By now, all of Europe was lining up for another major conflict over that most heated of topics—royal succession. This time, the throne was Austria’s, but it was not exactly vacant. Shortly after the Treaty of Utrecht, Charles VI of Austria, who had no son, went scurrying around the courts of Europe with a document called the Pragmatic Sanction, which purported to ensure the territorial integrity of his empire when his daughter, Maria Theresa, eventually ascended to the throne.

As it turned out, Maria Theresa could more than take care of herself, but not without a fight or two. Charles VI of Austria died in October 1740, a few months after Frederick William I of Prussia. Frederick William’s son, another Frederick, had no intention of respecting his father’s endorsement of the Pragmatic Sanction and promptly marched into Austria’s rich province of Silesia. Prussia and France became unlikely allies when Louis XV thought that France might win Austrian spoils in the conflict. England sided with Austria.

The ensuing War of the Austrian Succession (1740–1748) was called King George’s War in North America after George II, the second of the Hanovers to rule Great Britain. Frederick, whom history would call “the Great,” seemed to fight only when it suited him, withdrawing from the conflict after seizing Silesia, then reentering it several years later. Great Britain’s policy was to cajole and subsidize its allies—principally Prussia and the Low Countries—to keep the French occupied in Europe while the Royal Navy and the cream of the British army picked the plums of France’s overseas empire.

In North America, the usual frontier raids occurred, but the big news was in the North Atlantic. The royal governor of Massachusetts, William Shirley, determined to capture the French fortress of Louisbourg in Nova Scotia with a ragtag collection of New England militia. William Pepperell, a merchant from Kittery, Maine, led the troops with assistance from a Royal Navy squadron. By some accounts, the expedition more closely resembled a fraternity camping trip than a disciplined military campaign, but the result could not be denied.
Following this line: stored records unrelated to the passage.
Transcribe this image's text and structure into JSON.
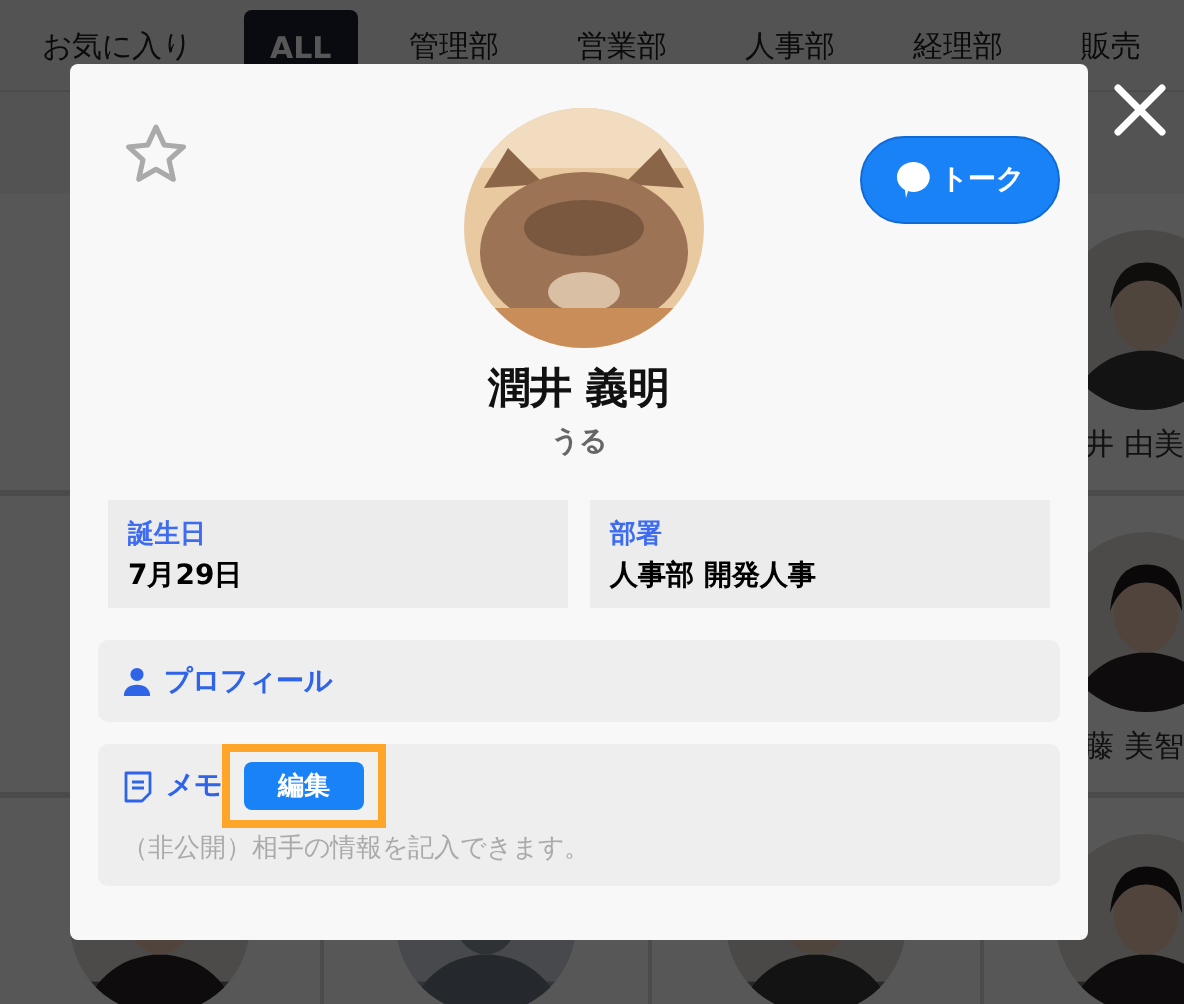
{
  "tabs": [
    {
      "label": "お気に入り",
      "selected": false
    },
    {
      "label": "ALL",
      "selected": true
    },
    {
      "label": "管理部",
      "selected": false
    },
    {
      "label": "営業部",
      "selected": false
    },
    {
      "label": "人事部",
      "selected": false
    },
    {
      "label": "経理部",
      "selected": false
    },
    {
      "label": "販売",
      "selected": false
    }
  ],
  "background_cards": [
    {
      "name": "井 由美"
    },
    {
      "name": "藤 美智"
    }
  ],
  "profile": {
    "favorite": false,
    "talk_button": "トーク",
    "name": "潤井 義明",
    "nickname": "うる",
    "fields": [
      {
        "label": "誕生日",
        "value": "7月29日"
      },
      {
        "label": "部署",
        "value": "人事部 開発人事"
      }
    ],
    "profile_link": "プロフィール",
    "memo": {
      "label": "メモ",
      "edit_button": "編集",
      "edit_highlighted": true,
      "placeholder": "（非公開）相手の情報を記入できます。"
    }
  }
}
Landing on the rocky coast of Cape Breton Island several miles from Louisbourg in April 1745, Pepperell’s forces created such havoc and confusion that the French commander surrendered the fortress six weeks later. The following year, France sent a fleet of almost 100 ships to retake Louisbourg and burn Boston in retaliation, but Atlantic storms and the dread of scurvy turned the fleet before it had fired a shot. Meanwhile, the feuding continued in Europe until, momentarily worn out, the belligerents gathered at Aix-la-Chapelle.
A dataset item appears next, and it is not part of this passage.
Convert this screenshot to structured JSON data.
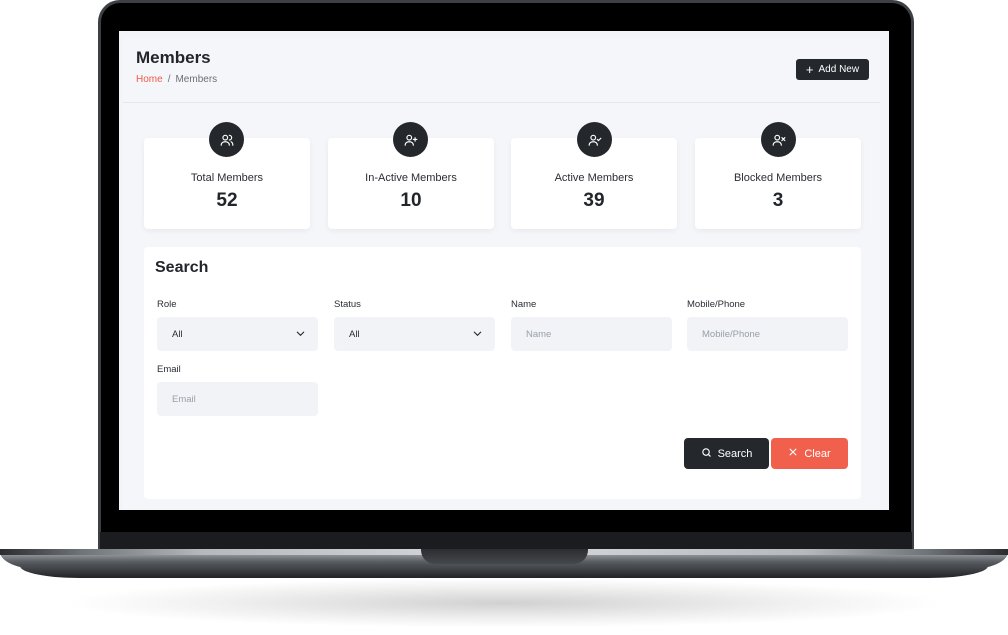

By the time the bells rang in Charlemagne’s ancient cathedral, they heralded peace—but a peace that did not resolve the geopolitical realities of colliding frontiers. The Treaty of Aix-la-Chapelle put most of the pieces back on the board where they had been at the beginning and merely signaled a short recess in the underlying disputes. Frederick II was allowed to keep Silesia, but that only hardened Maria Theresa’s determination to beat him the next time. Indeed, the four most important signatories to the treaty—Great Britain’s George II, France’s Louis XV, Austria’s Maria Theresa, and Prussia’s Frederick II—would all be around the next time.
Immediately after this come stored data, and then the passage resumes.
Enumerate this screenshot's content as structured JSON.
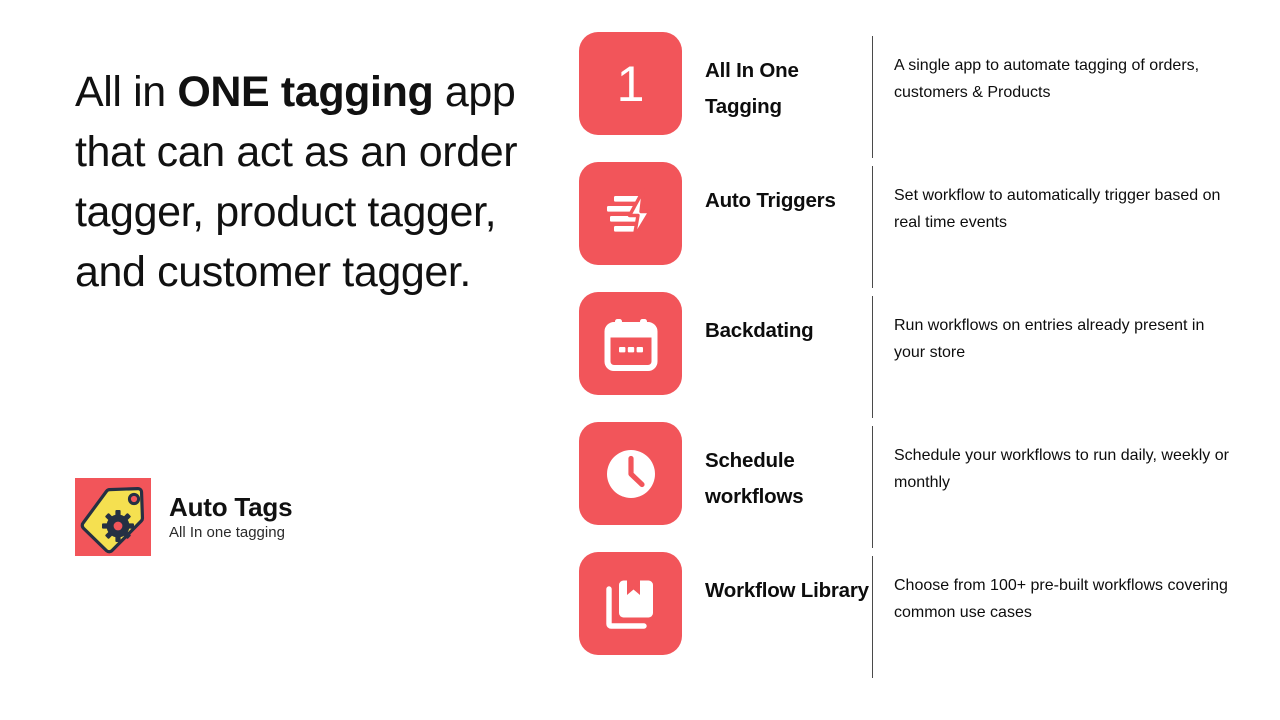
{
  "hero": {
    "headline_prefix": "All in ",
    "headline_strong": "ONE tagging",
    "headline_rest": " app that can act as an order tagger, product tagger, and customer tagger."
  },
  "brand": {
    "name": "Auto Tags",
    "tagline": "All In one tagging",
    "logo_icon": "price-tag-gear-icon",
    "tile_color": "#F2555A",
    "tag_color": "#F5E050",
    "gear_color": "#253043"
  },
  "theme": {
    "accent": "#F2555A",
    "text": "#0d0d0d",
    "divider": "#4a4a4a",
    "background": "#ffffff"
  },
  "features": [
    {
      "icon": "number-one-icon",
      "number": "1",
      "title": "All In One Tagging",
      "description": "A single app to automate tagging of orders, customers & Products"
    },
    {
      "icon": "lightning-lines-icon",
      "title": "Auto Triggers",
      "description": "Set workflow to automatically trigger based on real time events"
    },
    {
      "icon": "calendar-icon",
      "title": "Backdating",
      "description": "Run workflows on entries already present in your store"
    },
    {
      "icon": "clock-icon",
      "title": "Schedule workflows",
      "description": "Schedule your workflows to run daily, weekly or monthly"
    },
    {
      "icon": "book-library-icon",
      "title": "Workflow Library",
      "description": "Choose from 100+ pre-built workflows covering common use cases"
    }
  ]
}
France gave Madras in India back to the English, and the English gave Louisbourg back to the French, much to the disgust of most New Englanders. The trading rivalries that had cost Jenkins his ear were not addressed, although one West Indian merchant, William Beckford, summed up what appeared to remain the mercantile policies of many: “Our trade will improve by the total extinction of theirs.” So the Treaty of Aix-la-Chapelle became the “peace without victory.” In France, it even inspired the expression, Bête comme la paix, “as stupid as the peace.”7

So there the world stood in 1748. The bells of Aix-la-Chapelle were not so much a call to peace, as a warning to prepare for another, inevitable war. Tangling alliances, commercial rivalries, royal successions, and a litany of treaties all made for a complex and volatile situation. But this global background has much to say about what was unfolding in North America and why the names of Rijswijk, Utrecht, and Aix-la-Chapelle should come to be inscribed on lead plates buried along the Ohio River the following year.